Septième ciel est expression banale chez les humains pour figurer un état proche de la divinité. L’au-delà de l’islam se compose de sept cieux. Cette image illustre l’inaccessible étoile d’un idéal arboré par le drapeau d’Israël. À l’autre pôle, dans la nature s’enracine l’anqrwpos tel un médiateur entre esprit et matière, si l’on me pardonne l’usage d’une langue en vigueur chez les philosophes de Bagdad. N’est-il pas temps d’écouter la Sphère quand s’y substituent des bulles d’autisme chimique et numérique, de spéculation financière, de chewing-gum et de limonade au cola ? Montagnes de béton armé, dépotoirs d’immondices déversés sur le feu comme dans les puits sacrés, pour tarir les sources et éteindre les foyers de l’humanité ! L’incommensurable est devenu l’apanage de la Valeur et la Parole est réduite à boue de marécage, poussière prostituée. Seule anime ce monde la plus-value. Mondialisation, globalisation furent toujours mission de l’aède et de l’Œil imaginal. Pour désigner la colonisation planétaire du marché, mieux vaut parler de capitotalisation panoptique, sans autre modèle que le Dieu de la Bible…

Car le drame de l’homme est aussi sa grâce : il n’atteint pas plus l’idéal divin qu’il ne connaît le réel animal, tutoyant ces deux extrêmes. A l’instar des chamanes, aèdes, prophètes et sages, les sorcières et fées, nymphes et pythies pouvaient incarner la traversée des mondes. Il n’en va plus de même lorsque s’érige en idole universelle un dieu tribal. Ses lévites s’instituent mages d’une loi que font régner les soudards. L’homme était conducteur du fluide entre des pôles qui se trouvent cisaillés, l’humanité scindée en deux races dont Abel et Caïn sont les archétypes. L’Eternel bénit son peuple élu qui soumet l’engeance maudite, réduite à l’état de Golem que la cybernétique pourvoira d’une âme sous forme de prothèse. Tout réel s’accomplit en Kapitotal, pas d’autre ciel que les stars de la tour Panoptic. Toute saisie matérielle comme tout lien spirituel sont obnubilés dans un pseudocosme où l’univers déréalisé-désidéalisé se transforme en trompe-l’œil, simulacres et faux-semblants. Chaque mot, chaque image de la tour Panoptic est un leurre n’ayant d’autre fonction que de maquiller son but : l’accumulation de Kapitotal.


« L’aède unit le réel et l’idéal ! » crie l’acteur vers le dôme translucide, où des jeux d’ombres font deviner deux silhouettes sur un monticule. Tout se brouille devant ses yeux. Dans sa tête. Il vient de proférer une phrase dont il serait incapable de préciser le sens, tant elle émane du sommet de la pensée, dans ces profondeurs où l’inspiration vient de plus haut encore. Un personnage est-il responsable de ses répliques ? Tels sont les affres de tout homme en proie à de brutales révélations prophétiques, réflexions philosophiques, fulgurances poétiques…

Aussitôt les projecteurs élargissent le plateau de scène, éclairant ses parties restées dans l’obscurité. Je m’éloigne à grands pas de la place du Colonel Fabien pour me diriger vers le côté du triangle scénique séparant l’Europe de l’Afrique, où se dresse une autre montagne.
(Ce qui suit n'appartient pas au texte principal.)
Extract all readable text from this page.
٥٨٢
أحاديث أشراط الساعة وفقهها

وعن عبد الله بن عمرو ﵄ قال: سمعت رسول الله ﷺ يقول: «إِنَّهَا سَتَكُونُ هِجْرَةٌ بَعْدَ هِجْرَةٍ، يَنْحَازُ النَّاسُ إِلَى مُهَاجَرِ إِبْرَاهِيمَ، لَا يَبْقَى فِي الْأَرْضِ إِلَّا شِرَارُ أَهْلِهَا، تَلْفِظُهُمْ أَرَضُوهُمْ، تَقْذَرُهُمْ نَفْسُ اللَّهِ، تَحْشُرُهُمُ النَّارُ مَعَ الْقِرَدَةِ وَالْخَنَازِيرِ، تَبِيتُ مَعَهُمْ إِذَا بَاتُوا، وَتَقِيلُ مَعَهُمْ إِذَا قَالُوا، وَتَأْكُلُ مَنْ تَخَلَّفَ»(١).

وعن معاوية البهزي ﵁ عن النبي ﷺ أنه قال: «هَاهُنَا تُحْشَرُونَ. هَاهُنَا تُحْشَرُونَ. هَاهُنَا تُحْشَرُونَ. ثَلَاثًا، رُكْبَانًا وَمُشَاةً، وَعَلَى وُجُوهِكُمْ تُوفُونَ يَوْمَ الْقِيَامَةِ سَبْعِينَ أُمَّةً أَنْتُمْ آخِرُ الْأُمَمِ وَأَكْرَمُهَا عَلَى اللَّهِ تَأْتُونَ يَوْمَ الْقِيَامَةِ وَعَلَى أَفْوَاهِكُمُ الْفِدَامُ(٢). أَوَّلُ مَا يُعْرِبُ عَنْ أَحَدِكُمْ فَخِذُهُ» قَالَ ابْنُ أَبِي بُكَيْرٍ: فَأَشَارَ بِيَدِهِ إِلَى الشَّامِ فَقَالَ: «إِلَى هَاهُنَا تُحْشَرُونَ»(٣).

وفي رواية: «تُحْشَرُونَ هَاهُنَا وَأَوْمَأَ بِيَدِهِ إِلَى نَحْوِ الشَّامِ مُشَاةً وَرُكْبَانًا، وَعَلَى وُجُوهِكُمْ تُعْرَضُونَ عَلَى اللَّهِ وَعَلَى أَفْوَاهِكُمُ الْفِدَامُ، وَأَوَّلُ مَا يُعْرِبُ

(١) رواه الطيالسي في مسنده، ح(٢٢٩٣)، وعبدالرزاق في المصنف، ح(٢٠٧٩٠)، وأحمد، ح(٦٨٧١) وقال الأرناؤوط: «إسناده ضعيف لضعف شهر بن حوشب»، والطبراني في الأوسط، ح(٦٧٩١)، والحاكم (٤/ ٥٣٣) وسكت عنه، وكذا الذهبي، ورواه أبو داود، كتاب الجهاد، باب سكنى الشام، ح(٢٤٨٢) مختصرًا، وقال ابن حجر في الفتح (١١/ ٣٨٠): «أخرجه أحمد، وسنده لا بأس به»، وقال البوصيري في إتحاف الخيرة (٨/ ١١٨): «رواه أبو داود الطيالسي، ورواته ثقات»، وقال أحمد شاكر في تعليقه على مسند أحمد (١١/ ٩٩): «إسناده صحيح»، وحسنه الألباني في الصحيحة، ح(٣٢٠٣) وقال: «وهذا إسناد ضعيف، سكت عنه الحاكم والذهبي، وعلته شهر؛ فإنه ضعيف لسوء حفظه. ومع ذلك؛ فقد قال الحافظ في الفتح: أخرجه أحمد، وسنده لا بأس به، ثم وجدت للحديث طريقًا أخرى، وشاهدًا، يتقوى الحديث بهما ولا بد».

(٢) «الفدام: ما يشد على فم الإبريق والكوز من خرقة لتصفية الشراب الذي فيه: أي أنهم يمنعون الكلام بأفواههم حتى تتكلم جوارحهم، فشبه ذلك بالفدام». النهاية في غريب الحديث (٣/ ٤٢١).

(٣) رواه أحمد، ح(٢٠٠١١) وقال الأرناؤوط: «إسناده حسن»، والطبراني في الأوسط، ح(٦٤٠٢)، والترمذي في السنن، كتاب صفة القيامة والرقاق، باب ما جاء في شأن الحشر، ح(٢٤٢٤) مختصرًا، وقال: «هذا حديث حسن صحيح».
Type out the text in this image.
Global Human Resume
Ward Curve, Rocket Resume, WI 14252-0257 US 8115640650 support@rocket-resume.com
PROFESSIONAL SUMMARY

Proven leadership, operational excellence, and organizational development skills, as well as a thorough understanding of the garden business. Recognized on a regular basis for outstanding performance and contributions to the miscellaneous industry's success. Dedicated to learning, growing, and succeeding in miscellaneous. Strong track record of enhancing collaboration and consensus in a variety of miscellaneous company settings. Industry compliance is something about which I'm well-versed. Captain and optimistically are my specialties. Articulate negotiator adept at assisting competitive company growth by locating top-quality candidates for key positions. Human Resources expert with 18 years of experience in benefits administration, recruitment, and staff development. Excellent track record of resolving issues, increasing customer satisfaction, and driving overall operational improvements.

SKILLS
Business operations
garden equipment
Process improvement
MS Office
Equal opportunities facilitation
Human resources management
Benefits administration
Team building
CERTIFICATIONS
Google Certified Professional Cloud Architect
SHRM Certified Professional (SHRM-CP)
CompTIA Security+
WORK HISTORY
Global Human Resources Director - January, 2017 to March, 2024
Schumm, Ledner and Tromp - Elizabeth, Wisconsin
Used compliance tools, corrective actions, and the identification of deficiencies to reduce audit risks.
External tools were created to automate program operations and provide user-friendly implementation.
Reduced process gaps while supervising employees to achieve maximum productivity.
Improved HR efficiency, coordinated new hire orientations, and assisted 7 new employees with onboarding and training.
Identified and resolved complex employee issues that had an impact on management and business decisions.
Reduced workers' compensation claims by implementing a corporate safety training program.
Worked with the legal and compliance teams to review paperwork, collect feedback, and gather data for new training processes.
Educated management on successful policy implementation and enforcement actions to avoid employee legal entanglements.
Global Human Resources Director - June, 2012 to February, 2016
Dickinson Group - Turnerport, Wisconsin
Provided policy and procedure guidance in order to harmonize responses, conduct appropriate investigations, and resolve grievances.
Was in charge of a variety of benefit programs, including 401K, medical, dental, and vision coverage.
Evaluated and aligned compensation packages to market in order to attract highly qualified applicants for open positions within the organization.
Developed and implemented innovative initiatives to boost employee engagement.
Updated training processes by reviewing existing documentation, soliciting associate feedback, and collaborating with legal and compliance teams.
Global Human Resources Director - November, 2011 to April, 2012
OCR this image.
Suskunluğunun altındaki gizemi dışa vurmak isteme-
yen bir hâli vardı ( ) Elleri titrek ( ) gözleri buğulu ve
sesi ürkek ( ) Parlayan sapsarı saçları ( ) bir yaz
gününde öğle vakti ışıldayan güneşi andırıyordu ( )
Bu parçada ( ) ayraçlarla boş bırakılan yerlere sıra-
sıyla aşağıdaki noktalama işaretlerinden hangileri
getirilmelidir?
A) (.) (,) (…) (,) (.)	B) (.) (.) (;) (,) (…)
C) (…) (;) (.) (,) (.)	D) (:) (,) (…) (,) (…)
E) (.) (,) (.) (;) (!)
Une ou deux vaches vont-elles naître à Tamaroute, premier village berbère niché dans l’Atlas depuis l’Atlantique ? Je m’arrête sur le Rocher des Djinns, pointe extrême de l’Atlantide. L’oued est-il à sec après tant de mois sans pluie ? Où en sont le puits, le réservoir d’eau ? Ce pauvre et somptueux bled abritant un Canaan biblique en sa vallée fera partie du théâtre, qui verra Shéhérazade franchir la chaîne du djebbel jusqu’à Marrakech, où son tapis volant surplombera le minaret de la Koutoubia pour apparaître aux touristes massés sur la place Jamaâ al Fna, non loin des palais de BHL et DSK…

La cime de l’Atlas culmine à près de cinq mille mètres. Devant cette vision, l’acteur est sur le point de fixer une pensée dont il pressent qu’elle échappe à sa dramaturge. Il envisage l’édifice des conceptions humaines formé de sept étages, dont le sommet seul put inspirer à son esprit une phrase comme « l’aède unit le réel et l’idéal ». A présent, le voici retombé au rez-de-chaussée, niveau commun de tout un chacun. D’ordinaire nous naviguons entre les degrés primaire et secondaire de l’édifice. Il faut braver des interdits pour gravir les étages autorisant à voir que la marque BHL est un label comme Chanel. Griffes assurant les assises de la circulation marchande, elles occupent la cime d’une pyramide idéelle. Inédit : la fortune matérielle s’identifie au prestige intellectuel, quand jamais dans l’histoire ne s’était accomplie la fusion du temporel et du spirituel. Ô muses, à l’aide ! Pour exprimer qu’un laminage idéologique fut indispensable à l’explosion des différentiels économiques, ai-je besoin de rejoindre un ground zero en Amérique ?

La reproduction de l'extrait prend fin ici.